05 November 2025
A proprietorship firm wants to convert to a Partnership Firm having proprietor as partner and 2 other parnters. What are the Tax Implications in Income Tax w.r.t the same.The proprietorship firm is also having b/f business losses. Can the same be carried forward?
06 November 2025
Conversion from proprietorship to partnership is treated as a new entity under Income Tax Act, and brought forward losses of the proprietorship cannot be carried forward to the partnership firm. The conversion of a proprietorship to a partnership is not considered a succession under the Income Tax Act. Hence, the partnership firm is treated as a separate taxable entity.
06 November 2025
Capital Gains Tax: Generally, there is no capital gains tax on transfer of assets from proprietorship to partnership if: • The transfer is not for consideration. • The assets are transferred at book value. • The proprietor becomes a partner in the new firm.
06 November 2025
Losses not transferrable: As per judicial precedents (e.g., Sitaram Motiram Jain v. CIT), business losses of the proprietorship cannot be carried forward to the partnership firm because the firm is a distinct legal entity. Unabsorbed depreciation: Similarly, unabsorbed depreciation of the proprietorship business cannot be transferred to the partnership firm. GST implications: Apply for fresh GST registration. ITC from the proprietorship may be transferred under Rule 41 of CGST Rules, subject to conditions.
06 November 2025
For conversion options where brought-forward business losses can be transferred and there are minimal or no capital gains tax implications, the most suitable routes compared to conversion directly to a partnership firm are:
1. Conversion to a Private Limited Company The transfer of assets and liabilities from a proprietorship to a private limited company by way of slump sale or agreement is generally exempt from capital gains tax.
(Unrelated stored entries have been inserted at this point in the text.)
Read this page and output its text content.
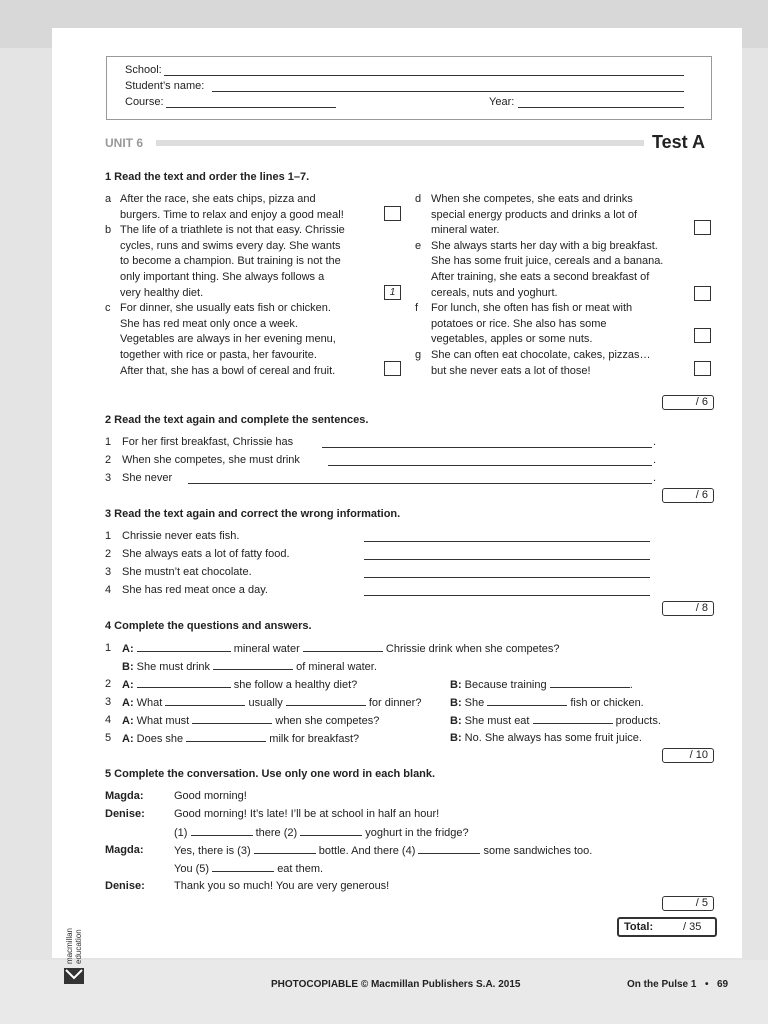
School:
Student’s name:
Course:	Year:
UNIT 6	Test A
1 Read the text and order the lines 1–7.
a After the race, she eats chips, pizza and
burgers. Time to relax and enjoy a good meal!
b The life of a triathlete is not that easy. Chrissie
cycles, runs and swims every day. She wants
to become a champion. But training is not the
only important thing. She always follows a
very healthy diet.	1
c For dinner, she usually eats fish or chicken.
She has red meat only once a week.
Vegetables are always in her evening menu,
together with rice or pasta, her favourite.
After that, she has a bowl of cereal and fruit.
d When she competes, she eats and drinks
special energy products and drinks a lot of
mineral water.
e She always starts her day with a big breakfast.
She has some fruit juice, cereals and a banana.
After training, she eats a second breakfast of
cereals, nuts and yoghurt.
f For lunch, she often has fish or meat with
potatoes or rice. She also has some
vegetables, apples or some nuts.
g She can often eat chocolate, cakes, pizzas…
but she never eats a lot of those!
/ 6
2 Read the text again and complete the sentences.
1 For her first breakfast, Chrissie has	.
2 When she competes, she must drink	.
3 She never	.
/ 6
3 Read the text again and correct the wrong information.
1 Chrissie never eats fish.
2 She always eats a lot of fatty food.
3 She mustn’t eat chocolate.
4 She has red meat once a day.
/ 8
4 Complete the questions and answers.
1 A:	mineral water	Chrissie drink when she competes?
B: She must drink	of mineral water.
2 A:	she follow a healthy diet?	B: Because training	.
3 A: What	usually	for dinner?	B: She	fish or chicken.
4 A: What must	when she competes?	B: She must eat	products.
5 A: Does she	milk for breakfast?	B: No. She always has some fruit juice.
/ 10
5 Complete the conversation. Use only one word in each blank.
Magda:	Good morning!
Denise:	Good morning! It’s late! I’ll be at school in half an hour!
(1)	there (2)	yoghurt in the fridge?
Magda:	Yes, there is (3)	bottle. And there (4)	some sandwiches too.
You (5)	eat them.
Denise:	Thank you so much! You are very generous!
/ 5
Total:	/ 35
macmillan education
PHOTOCOPIABLE © Macmillan Publishers S.A. 2015	On the Pulse 1 • 69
Importantly, accumulated business losses and unabsorbed depreciation of the proprietorship can be carried forward and set off against the income of the private limited company after conversion, subject to conditions under the Income Tax Act.
The private limited company continues as a separate legal entity with clear continuity of losses for tax purposes.
This is considered tax neutral and beneficial for preserving losses for future utilization.
2. Conversion to a Limited Liability Partnership (LLP) Conversion of proprietorship to LLP also qualifies for tax-neutral treatment under specified provisions.
All assets and liabilities vest in the LLP without capital gains tax on transfer.
LLP being a separate legal entity, can carry forward and set off business losses of the proprietorship in some cases with proper documentation.
LLP combines benefits of partnership flexibility and corporate-like benefits, making it a favorable option.